Compte tenu de la nature de la décision, le tribunal réservera les dépens dans l’attente de la décision définitive.
PAR CES MOTIFS
Le tribunal, statuant en chambre du conseil, par jugement contradictoire, en premier ressort,
Vu l’article R.621-21 du code de commerce,
DIT la société AMARANTE recevable en son recours contre l’ordonnance du juge commissaire rendue le 22 janvier 2025 ;
PAGE 13
Vu l’article L.643-3 du code de commerce, Vu les articles 286, 306, 313 et 314 CPC, Vu les articles 377 et 378 CPC,
PRONONCE le sursis à statuer de la présente procédure de recours à ordonnance du juge commissaire, et ce jusqu’à l’issue de la procédure en inscription de faux régularisée devant le tribunal judiciaire de Paris ;
DIT que le tribunal judiciaire de Paris devra être formellement saisi de l’inscription de faux dans le délai d’un mois de la présente décision, faute de quoi il sera passé outre à l’incident, l’acte litigieux sera réputé reconnu entre les parties et le sursis à statuer sera levé ;
DIT n’y avoir lieu à application des dispositions de l’article 700 CPC ;
DIT qu’en application de l’article R.661-1 du code de commerce, la présente décision est exécutoire de plein droit à titre provisoire ;
Réserve les dépens.
Retenu à l’audience de la chambre du conseil du 16 juin 2025 où siégeaient : M. Patrick Coupeaud, président, MM. Eric Chavent et [D] Gregoir, juges, assistés de M. Nicolas Rignault, greffier.

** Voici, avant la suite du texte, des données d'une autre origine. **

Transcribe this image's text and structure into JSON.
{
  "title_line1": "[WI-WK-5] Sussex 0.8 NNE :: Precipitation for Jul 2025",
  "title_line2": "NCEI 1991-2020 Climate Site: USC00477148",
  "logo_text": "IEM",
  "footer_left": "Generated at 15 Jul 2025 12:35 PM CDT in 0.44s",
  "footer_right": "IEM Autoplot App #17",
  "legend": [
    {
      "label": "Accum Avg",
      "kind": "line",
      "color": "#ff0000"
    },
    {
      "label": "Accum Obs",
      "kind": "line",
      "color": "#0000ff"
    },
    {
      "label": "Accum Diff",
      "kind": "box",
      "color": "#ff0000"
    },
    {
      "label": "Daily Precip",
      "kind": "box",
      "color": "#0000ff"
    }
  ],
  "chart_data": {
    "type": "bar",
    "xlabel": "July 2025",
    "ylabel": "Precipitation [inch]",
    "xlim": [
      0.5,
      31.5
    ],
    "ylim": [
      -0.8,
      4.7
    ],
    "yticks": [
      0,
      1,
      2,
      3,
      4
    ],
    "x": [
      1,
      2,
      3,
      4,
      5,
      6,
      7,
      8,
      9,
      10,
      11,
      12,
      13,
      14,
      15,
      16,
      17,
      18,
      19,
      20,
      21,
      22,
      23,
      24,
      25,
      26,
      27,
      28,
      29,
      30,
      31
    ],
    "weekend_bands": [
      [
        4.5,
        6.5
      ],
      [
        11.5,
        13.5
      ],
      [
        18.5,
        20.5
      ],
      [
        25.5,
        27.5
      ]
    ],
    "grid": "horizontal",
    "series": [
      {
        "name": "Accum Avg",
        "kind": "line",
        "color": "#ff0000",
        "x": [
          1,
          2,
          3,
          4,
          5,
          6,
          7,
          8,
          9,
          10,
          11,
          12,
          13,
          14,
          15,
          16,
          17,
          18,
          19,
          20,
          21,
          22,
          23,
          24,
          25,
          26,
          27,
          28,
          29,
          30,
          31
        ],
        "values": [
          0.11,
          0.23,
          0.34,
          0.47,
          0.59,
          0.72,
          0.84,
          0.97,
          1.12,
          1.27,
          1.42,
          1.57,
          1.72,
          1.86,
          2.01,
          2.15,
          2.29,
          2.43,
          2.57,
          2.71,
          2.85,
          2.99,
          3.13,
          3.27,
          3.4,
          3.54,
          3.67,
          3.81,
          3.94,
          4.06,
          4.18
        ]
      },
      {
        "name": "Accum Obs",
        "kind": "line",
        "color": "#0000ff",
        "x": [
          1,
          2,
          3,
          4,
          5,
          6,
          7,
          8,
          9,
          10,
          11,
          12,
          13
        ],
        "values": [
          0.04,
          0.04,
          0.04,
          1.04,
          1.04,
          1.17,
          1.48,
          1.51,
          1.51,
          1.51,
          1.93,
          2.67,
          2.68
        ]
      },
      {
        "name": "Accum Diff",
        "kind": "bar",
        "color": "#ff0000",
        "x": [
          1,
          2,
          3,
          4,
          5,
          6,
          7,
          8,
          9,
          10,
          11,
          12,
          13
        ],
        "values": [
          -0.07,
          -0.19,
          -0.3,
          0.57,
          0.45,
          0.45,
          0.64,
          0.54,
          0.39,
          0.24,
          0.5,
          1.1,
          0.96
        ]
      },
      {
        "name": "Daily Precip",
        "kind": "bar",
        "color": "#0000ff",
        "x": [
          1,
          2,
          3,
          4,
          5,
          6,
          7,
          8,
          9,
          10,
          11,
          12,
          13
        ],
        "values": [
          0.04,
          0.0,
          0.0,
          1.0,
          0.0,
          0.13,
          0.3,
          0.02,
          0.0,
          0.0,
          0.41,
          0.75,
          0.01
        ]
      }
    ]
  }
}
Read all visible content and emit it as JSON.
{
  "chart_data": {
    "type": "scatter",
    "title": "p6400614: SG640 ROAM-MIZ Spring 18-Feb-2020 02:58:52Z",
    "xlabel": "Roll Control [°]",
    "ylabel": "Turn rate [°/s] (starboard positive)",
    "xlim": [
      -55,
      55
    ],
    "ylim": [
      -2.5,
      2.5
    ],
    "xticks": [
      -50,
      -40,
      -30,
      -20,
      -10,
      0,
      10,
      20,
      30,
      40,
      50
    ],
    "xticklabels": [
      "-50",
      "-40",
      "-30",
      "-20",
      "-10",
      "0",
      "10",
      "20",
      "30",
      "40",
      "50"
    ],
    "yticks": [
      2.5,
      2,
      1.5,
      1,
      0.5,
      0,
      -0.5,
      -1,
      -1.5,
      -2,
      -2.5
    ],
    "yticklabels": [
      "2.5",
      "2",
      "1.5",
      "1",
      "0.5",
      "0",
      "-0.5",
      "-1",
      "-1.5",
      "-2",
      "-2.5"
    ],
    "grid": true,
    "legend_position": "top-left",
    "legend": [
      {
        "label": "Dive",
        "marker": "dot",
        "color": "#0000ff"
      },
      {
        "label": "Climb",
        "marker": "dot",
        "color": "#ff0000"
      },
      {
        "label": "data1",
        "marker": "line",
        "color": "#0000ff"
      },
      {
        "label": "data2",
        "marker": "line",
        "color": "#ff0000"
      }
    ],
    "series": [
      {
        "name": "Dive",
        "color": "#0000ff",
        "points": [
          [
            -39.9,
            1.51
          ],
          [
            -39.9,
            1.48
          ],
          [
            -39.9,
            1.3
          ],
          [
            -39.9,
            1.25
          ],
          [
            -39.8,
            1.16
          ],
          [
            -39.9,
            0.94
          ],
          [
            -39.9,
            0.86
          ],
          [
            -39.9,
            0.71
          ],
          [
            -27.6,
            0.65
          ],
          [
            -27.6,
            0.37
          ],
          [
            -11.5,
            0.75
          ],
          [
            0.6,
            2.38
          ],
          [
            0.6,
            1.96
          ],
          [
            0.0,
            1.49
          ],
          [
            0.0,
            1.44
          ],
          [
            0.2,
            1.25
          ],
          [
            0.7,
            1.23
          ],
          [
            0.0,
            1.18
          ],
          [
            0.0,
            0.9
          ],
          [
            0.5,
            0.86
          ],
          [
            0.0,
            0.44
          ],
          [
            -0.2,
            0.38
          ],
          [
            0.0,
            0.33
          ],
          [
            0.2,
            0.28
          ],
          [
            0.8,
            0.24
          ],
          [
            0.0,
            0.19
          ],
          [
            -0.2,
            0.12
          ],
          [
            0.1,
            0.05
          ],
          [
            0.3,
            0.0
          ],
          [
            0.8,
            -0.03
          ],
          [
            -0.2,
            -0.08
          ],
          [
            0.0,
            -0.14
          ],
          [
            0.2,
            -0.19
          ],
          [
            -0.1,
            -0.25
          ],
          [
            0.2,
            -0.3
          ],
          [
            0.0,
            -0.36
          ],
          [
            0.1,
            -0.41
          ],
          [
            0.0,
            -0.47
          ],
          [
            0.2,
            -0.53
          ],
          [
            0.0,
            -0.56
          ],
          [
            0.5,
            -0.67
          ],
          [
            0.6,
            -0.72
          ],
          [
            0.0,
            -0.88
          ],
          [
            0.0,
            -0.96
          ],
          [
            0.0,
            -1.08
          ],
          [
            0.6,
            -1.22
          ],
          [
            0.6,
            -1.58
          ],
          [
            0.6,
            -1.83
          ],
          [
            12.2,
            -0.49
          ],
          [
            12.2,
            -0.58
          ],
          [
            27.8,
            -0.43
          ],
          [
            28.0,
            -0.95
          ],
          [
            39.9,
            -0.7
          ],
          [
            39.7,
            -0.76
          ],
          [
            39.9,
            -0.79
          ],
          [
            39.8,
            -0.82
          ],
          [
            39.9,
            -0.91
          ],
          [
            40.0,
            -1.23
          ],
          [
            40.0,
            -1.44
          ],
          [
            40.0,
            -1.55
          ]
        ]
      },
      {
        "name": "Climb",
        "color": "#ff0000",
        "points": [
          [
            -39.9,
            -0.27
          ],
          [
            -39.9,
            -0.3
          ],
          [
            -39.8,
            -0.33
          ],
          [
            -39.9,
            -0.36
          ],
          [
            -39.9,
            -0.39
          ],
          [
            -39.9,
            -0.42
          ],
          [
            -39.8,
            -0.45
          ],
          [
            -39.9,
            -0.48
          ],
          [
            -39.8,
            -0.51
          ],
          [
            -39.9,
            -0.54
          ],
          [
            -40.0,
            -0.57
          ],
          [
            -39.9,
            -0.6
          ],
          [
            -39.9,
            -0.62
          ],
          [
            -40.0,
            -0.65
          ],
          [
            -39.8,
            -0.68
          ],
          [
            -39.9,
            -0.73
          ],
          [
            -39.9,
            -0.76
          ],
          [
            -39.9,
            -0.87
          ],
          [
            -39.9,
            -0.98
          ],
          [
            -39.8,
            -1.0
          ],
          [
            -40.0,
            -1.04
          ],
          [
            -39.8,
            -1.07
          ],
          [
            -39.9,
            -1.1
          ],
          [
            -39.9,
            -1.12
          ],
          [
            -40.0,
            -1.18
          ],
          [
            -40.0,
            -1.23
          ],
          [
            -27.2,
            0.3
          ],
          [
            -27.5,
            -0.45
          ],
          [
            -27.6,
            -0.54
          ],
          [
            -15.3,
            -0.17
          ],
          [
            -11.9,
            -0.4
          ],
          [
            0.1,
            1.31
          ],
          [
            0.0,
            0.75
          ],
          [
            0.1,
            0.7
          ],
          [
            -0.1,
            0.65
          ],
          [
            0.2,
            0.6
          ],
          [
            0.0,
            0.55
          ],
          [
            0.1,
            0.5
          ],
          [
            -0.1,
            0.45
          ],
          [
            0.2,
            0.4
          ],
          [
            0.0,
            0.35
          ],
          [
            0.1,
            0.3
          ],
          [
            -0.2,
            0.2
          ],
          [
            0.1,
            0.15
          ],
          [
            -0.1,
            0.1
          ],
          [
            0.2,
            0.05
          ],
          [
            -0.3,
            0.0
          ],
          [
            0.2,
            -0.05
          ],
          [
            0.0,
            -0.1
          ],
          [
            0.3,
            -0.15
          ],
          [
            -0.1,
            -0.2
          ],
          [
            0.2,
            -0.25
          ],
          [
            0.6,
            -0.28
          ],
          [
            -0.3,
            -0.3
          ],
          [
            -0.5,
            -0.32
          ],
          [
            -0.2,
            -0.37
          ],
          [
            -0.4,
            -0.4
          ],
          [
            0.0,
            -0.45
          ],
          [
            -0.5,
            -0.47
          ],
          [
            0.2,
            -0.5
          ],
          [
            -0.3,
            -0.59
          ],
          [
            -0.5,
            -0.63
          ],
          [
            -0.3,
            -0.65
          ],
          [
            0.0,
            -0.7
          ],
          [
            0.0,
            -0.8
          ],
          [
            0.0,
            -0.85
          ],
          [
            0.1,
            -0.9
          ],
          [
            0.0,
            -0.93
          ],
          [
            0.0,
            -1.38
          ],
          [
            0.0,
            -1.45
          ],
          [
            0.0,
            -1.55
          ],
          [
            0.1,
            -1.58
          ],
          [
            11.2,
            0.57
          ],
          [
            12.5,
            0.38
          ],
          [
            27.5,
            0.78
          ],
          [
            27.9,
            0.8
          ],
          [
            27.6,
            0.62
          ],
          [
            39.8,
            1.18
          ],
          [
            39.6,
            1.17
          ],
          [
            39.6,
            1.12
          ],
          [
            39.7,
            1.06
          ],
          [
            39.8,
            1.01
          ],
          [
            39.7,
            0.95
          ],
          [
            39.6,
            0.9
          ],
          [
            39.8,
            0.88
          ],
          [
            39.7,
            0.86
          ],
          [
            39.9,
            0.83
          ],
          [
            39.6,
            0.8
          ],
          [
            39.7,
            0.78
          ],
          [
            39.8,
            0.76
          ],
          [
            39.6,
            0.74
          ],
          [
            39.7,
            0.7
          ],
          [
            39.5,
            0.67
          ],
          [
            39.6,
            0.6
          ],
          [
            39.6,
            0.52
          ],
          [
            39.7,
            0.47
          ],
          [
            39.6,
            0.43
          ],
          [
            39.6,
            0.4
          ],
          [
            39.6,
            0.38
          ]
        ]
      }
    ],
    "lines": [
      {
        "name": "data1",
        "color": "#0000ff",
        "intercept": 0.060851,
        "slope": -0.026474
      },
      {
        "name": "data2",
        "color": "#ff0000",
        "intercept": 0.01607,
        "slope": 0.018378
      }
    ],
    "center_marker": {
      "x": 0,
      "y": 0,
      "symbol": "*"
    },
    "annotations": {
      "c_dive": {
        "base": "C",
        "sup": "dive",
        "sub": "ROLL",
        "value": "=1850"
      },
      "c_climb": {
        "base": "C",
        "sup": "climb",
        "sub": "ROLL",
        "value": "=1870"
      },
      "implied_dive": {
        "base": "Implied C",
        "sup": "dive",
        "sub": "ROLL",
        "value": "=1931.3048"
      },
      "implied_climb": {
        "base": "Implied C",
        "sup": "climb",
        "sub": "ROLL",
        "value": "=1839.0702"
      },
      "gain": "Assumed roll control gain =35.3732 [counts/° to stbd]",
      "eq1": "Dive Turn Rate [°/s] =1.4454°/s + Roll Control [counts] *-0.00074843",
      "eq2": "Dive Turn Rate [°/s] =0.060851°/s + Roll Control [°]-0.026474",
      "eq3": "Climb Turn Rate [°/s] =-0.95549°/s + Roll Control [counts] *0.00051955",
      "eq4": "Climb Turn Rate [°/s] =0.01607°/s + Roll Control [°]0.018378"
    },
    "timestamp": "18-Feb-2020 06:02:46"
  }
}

Délibéré par les mêmes juges, le 1 er septembre 2025.
Le présent jugement est prononcé par sa mise à disposition au greffe de ce tribunal, les parties en ayant été préalablement avisées lors des débats dans les conditions prévues au deuxième alinéa de l’article 450 du code de procédure civile.
La minute du jugement est signée par M. Patrick Coupeaud, président du délibéré, et par M. Nicolas Rignault, greffier.